Décret Abrogé

Décret portant institutions de l’état d’urgence dans les Régions de Ouaddaï, Salamat, Wadi-Fira, Hadjer Lamis, Moyen-Chari, Mandoul, B.E.T. et la Ville de N’Djaména

Décret 06-1014

Décrète :

Article 1er : Conformément à l’article 124 de la Constitution, il est institué pour compter du 14 novembre 2006 à partir de zéro (0) heure l’état d’urgence sur toute l’étendue des régions ci-après et la ville de N’Djaména :

  • Ouaddaï ;
  • Salamat ;
  • Wadi-Fira ;
  • Hadjer Lamis ;
  • Moyen-Chari ;
  • Mandoul ;
  • B.E.T. ;
  • Ville de N’Djaména.

Article 2 : L’état d’urgence vise à juguler les graves atteintes à l’ordre public consécutives à l’insécurité qui sévit des ces régions.

Article 3 : Les Gouverneurs de Régions concernés et le Délégué Général du Gouvernement auprès de la Commune de N’Djaména doivent mobiliser tous les moyens humains et matériels disponibles localement en vue de protéger les populations.

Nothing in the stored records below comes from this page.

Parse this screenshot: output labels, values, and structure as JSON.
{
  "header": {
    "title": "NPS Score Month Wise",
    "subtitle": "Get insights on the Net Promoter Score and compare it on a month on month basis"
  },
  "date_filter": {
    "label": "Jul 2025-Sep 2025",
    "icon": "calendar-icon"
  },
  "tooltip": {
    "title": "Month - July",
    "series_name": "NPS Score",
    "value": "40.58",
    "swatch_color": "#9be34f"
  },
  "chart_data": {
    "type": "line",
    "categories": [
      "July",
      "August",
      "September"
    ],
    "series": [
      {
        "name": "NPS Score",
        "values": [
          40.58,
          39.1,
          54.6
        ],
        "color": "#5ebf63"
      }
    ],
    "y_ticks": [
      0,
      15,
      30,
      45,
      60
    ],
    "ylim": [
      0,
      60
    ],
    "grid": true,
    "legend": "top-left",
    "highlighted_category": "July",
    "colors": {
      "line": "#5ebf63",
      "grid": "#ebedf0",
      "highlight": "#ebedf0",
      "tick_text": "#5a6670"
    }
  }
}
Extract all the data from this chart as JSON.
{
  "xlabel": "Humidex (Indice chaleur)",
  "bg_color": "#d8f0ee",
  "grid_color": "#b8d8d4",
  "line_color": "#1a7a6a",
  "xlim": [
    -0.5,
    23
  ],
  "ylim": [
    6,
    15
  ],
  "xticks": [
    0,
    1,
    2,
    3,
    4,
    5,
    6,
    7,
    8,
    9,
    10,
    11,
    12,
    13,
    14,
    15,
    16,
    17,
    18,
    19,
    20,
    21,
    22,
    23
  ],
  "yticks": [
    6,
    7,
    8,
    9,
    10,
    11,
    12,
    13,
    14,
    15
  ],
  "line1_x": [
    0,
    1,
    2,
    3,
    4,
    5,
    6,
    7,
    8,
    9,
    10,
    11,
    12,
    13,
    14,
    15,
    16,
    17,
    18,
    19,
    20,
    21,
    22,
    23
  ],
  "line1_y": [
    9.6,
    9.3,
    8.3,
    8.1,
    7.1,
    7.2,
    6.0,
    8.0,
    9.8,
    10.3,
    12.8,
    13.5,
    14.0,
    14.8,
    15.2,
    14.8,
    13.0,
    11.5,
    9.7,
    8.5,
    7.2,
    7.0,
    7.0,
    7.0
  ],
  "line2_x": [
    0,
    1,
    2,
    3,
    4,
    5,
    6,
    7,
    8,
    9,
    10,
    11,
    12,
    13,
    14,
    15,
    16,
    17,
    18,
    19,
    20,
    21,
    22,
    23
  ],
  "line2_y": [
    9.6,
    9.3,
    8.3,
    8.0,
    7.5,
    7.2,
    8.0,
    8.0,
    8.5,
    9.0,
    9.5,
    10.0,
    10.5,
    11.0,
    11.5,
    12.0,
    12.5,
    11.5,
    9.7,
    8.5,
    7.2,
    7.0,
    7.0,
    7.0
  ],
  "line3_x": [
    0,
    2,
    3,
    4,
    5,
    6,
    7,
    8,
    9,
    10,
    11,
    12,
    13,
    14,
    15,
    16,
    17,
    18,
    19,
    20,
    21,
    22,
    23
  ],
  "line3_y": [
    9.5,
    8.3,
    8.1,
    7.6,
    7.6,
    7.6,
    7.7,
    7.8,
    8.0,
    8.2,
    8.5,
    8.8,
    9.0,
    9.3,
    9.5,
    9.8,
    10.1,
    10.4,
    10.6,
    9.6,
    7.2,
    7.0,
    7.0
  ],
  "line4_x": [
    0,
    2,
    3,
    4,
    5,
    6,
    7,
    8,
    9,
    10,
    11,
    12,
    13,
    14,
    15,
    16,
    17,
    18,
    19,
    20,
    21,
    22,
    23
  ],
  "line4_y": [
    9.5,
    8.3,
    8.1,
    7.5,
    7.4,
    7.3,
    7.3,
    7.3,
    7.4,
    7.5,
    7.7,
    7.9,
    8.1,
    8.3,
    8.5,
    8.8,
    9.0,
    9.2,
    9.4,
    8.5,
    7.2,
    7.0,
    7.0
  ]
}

Article 4 : L’état d’urgence donne pouvoir aux Gouverneurs et au Délégué Général du Gouvernement auprès de la Commune de N’Djaména de prendre des mesures réglementant :

  • la circulation des personnes ou des véhicules ;
  • le séjour des personnes dans les zones de protection ou de sécurité ;
  • le séjour de toute personne cherchant à entraver l’action des pouvoirs publics ;
  • les réunions de toute nature ;
  • les perquisitions à domicile de jour et nuit ;
  • le contrôle de la presse et des publications de toute nature ainsi que celui des émissions radiophoniques.

Article 5 : Le Ministre de l’Administration du Territoire, le Ministre de la Défense Nationale et le Ministre de la Sécurité Publique et de l’Immigration sont chargés, chacun en ce qui le concerne, de l’exécution du présent décret qui prend effet pour compter de la date de sa signature, sera enregistré et publié au Journal Officiel de la République.